Earlier during the awards show season, Hollywood heavyweight Steven Spielberg credited Cruise’s Top Gun with saving the movie and movie theater industry
In his comment piece, Aleem wrote it is ‘remarkable’ that an action movie like Top Gun was nominated for Best Picture and said he hopes it ‘tanks’ at the big show Sunday night, as a symbolic rejection of the military industrial complex.
”Don’t think, just do,’ Maverick constantly counsels his protégé Bradley ‘Rooster’ Bradshaw, underscoring the movie’s plea for the audience to be mindless about combat,’ wrote Aleem.
‘Maverick means to refer to the value of a pilot’s instinct, but he’s also asking his students to suspend their ability to think critically about the purpose of the institution they’re in. (The mantra does lead Rooster to defy orders based on his moral instincts, but again, it does not jeopardize the mission.)
‘More broadly, ‘Don’t think, just do’ is also a fitting slogan for the U.S. foreign policy establishment – consistently eager to intervene in other countries without thinking carefully about whether it’s right or if it will be effective.’
However, many online critics vehemently disagreed with his viewpoint.
One posted the article on her Twitter timeline with the comment: ‘Pathetic. Absolutely pathetic.’
Another, Joe Krusl, weighed in, writing, ‘Thanks goodness we don’t have to rely on people like you to defend the country.’
Casey Casal said: ‘Its [sic] ironic you write a negative article about a military whose sacrifices allow you to write this when the country of your roots would sensor such material. Like you, I come from an immigrant home (Filipino) but my father joined the Navy. This was a slap for his sacrifices.’

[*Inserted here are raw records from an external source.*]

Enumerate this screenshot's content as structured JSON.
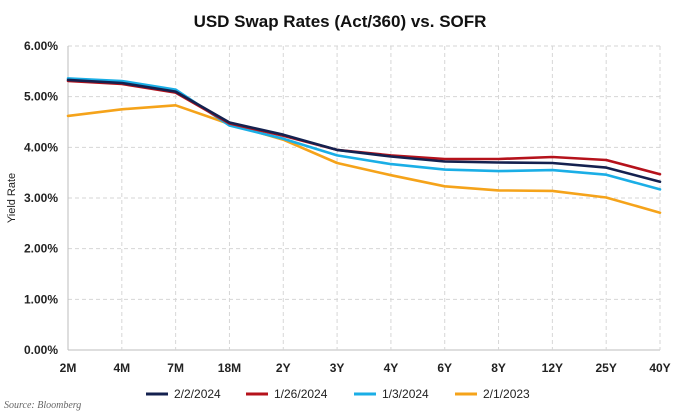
{
  "chart_data": {
    "type": "line",
    "title": "USD Swap Rates (Act/360) vs. SOFR",
    "xlabel": "",
    "ylabel": "Yield Rate",
    "ylim": [
      0,
      6
    ],
    "yticks": [
      "0.00%",
      "1.00%",
      "2.00%",
      "3.00%",
      "4.00%",
      "5.00%",
      "6.00%"
    ],
    "categories": [
      "2M",
      "4M",
      "7M",
      "18M",
      "2Y",
      "3Y",
      "4Y",
      "6Y",
      "8Y",
      "12Y",
      "25Y",
      "40Y"
    ],
    "grid": true,
    "legend_position": "bottom",
    "series": [
      {
        "name": "2/2/2024",
        "color": "#14214f",
        "values": [
          5.33,
          5.27,
          5.1,
          4.49,
          4.25,
          3.95,
          3.82,
          3.72,
          3.7,
          3.69,
          3.6,
          3.32
        ]
      },
      {
        "name": "1/26/2024",
        "color": "#b5121b",
        "values": [
          5.31,
          5.25,
          5.08,
          4.47,
          4.23,
          3.95,
          3.84,
          3.77,
          3.77,
          3.81,
          3.75,
          3.47
        ]
      },
      {
        "name": "1/3/2024",
        "color": "#1aaee6",
        "values": [
          5.36,
          5.31,
          5.14,
          4.43,
          4.17,
          3.84,
          3.67,
          3.56,
          3.53,
          3.55,
          3.46,
          3.17
        ]
      },
      {
        "name": "2/1/2023",
        "color": "#f5a31a",
        "values": [
          4.62,
          4.75,
          4.83,
          4.46,
          4.15,
          3.69,
          3.45,
          3.23,
          3.15,
          3.14,
          3.01,
          2.71
        ]
      }
    ]
  },
  "source": "Source: Bloomberg"
}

‘Liberals will never even be nice to those who protect us,’ wrote John, who according to his Twitter account calls himself a ‘MAGA patriot’
Someone else said: ‘What a wacky perspective and an overall sad article. Not surprised though unfortunately’.
Eventually, Aleem linked to a negative article from Fox News that had been written about his column and wrote, ‘Lol this explains the wave of new nazis in my mentions,’ referring to the choir of dissent he was seeing against his opinion piece.
MSNBC opinion writer/editor Zeeshan Aleem blasted Top Gun: Maverick as pro-American military propaganda that positively promotes the possibility of bloodless wars fought by attractive people
The film is up for six awards, including best picture on Sunday evening, and has grossed close to $1.5billion worldwide – nearly half of that from the domestic box office.
It also attracted the praise of one of Hollywood’s most esteemed directors, Steven Spielberg, who said the movie essentially saved the film industry and theatrical experience as streaming services become dominant and COVID kept everyone out of theaters for years.